# Student visa applying



## Yamini (Dec 16, 2013)

Hello Friends,

I have one confusion for student visa for applying in Australia. Actually i already completed IELTS exam in Sep 2013. And i got only 5.5 band(each module have over 5.0 bands).First i had planning to go Canada but due to low bands now i am planning to apply Australia. Now let me know is this possible or not?
And yes, which colleges and courses i will get admission?
My education of part, I had completed B.E. in I.T. from Gujarat with first class in 2010. And now i am doing job in Surat.
Pls let me know is this possible or not?
And pls provide whole information related to this..
pls ASAP.


Thank you.


----------



## connaust (Jul 23, 2009)

You can apply for any college of university you want to.

If you receive offer, your visa processing, whether conventional or SVP via university still requires that you are a Genuine Student, Genuine Temporary Entrant and have funds for both study and living costs.

You need to be clearer and more exact on what are your objectives?


----------



## SARAH.F (Jul 18, 2014)

Hello Yamini

I know your last post was from Dec 2013 so I hope this is still helpful.
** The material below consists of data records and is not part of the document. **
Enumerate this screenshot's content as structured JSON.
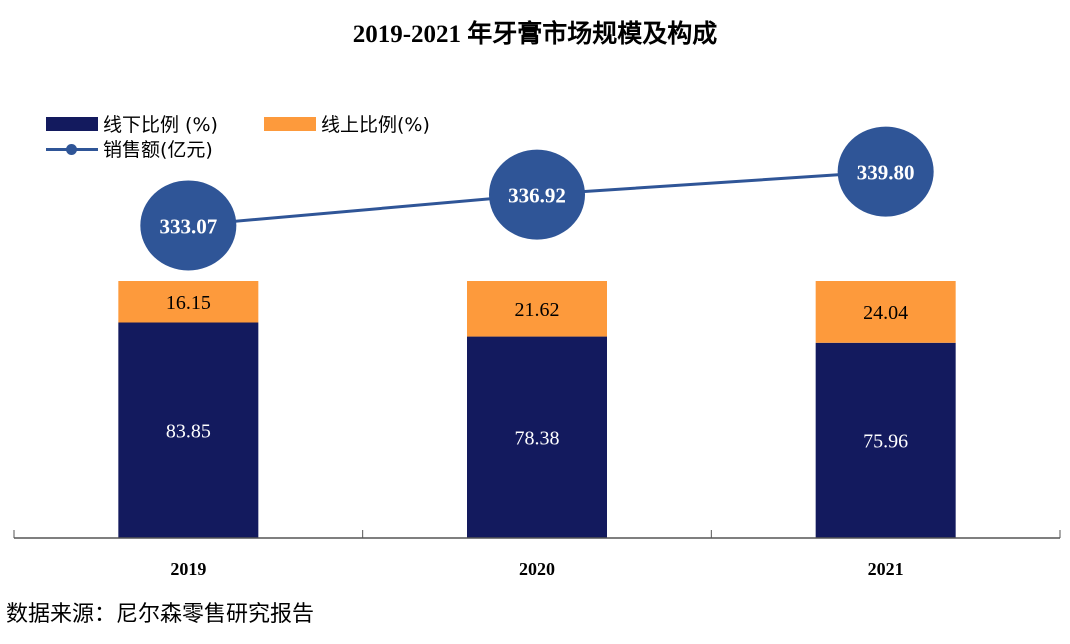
{
  "chart_data": {
    "type": "bar",
    "subtype": "stacked-bar-with-line",
    "title": "2019-2021 年牙膏市场规模及构成",
    "categories": [
      "2019",
      "2020",
      "2021"
    ],
    "series": [
      {
        "name": "线下比例 (%)",
        "kind": "bar",
        "color": "#131a5e",
        "values": [
          83.85,
          78.38,
          75.96
        ]
      },
      {
        "name": "线上比例(%)",
        "kind": "bar",
        "color": "#fd9a3c",
        "values": [
          16.15,
          21.62,
          24.04
        ]
      },
      {
        "name": "销售额(亿元)",
        "kind": "line",
        "color": "#2f5597",
        "values": [
          333.07,
          336.92,
          339.8
        ]
      }
    ],
    "bar_ylim": [
      0,
      100
    ],
    "line_ylim": [
      325,
      345
    ],
    "legend_position": "top-left",
    "grid": false,
    "xlabel": "",
    "ylabel": ""
  },
  "source": "数据来源：尼尔森零售研究报告"
}
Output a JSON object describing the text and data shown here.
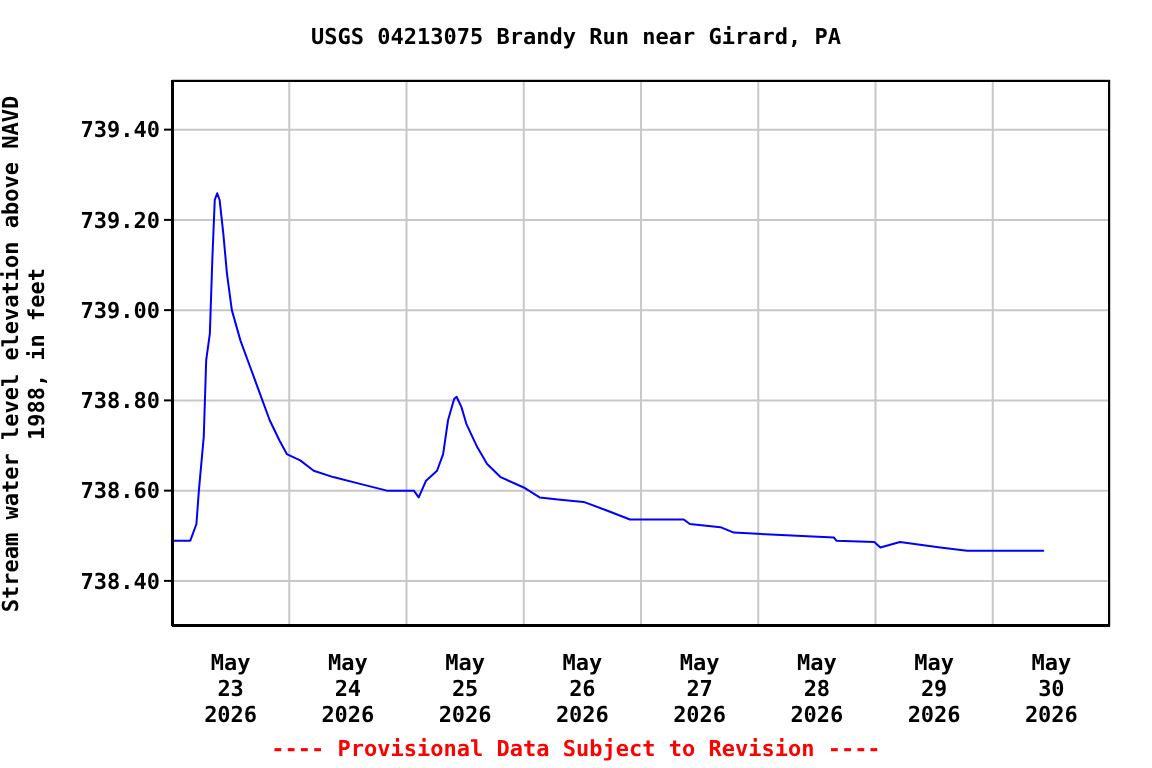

I just wanted to address and suggests some alternative English tests to apply for a student visa IN Australia. 

I gained this information directly from the Department of Immigration website.

From November 2014 the department will accept TOEFL iBT and the Pearson Test (PTE Academic) across Temporary Graduate, Skilled, Former Resident and Work and Holiday visa programmes. 

These are alternatives to IELTS & Occupational English Test. 

Student Visa applicants can continue to provide scores from IELTS, OET, TOEFL iBT, PTE Academic or Cambridge English: Advanced (CAE).

As I said...........I hope this is helpful & best of luck!!! 

CHEERS SARAH.F


----------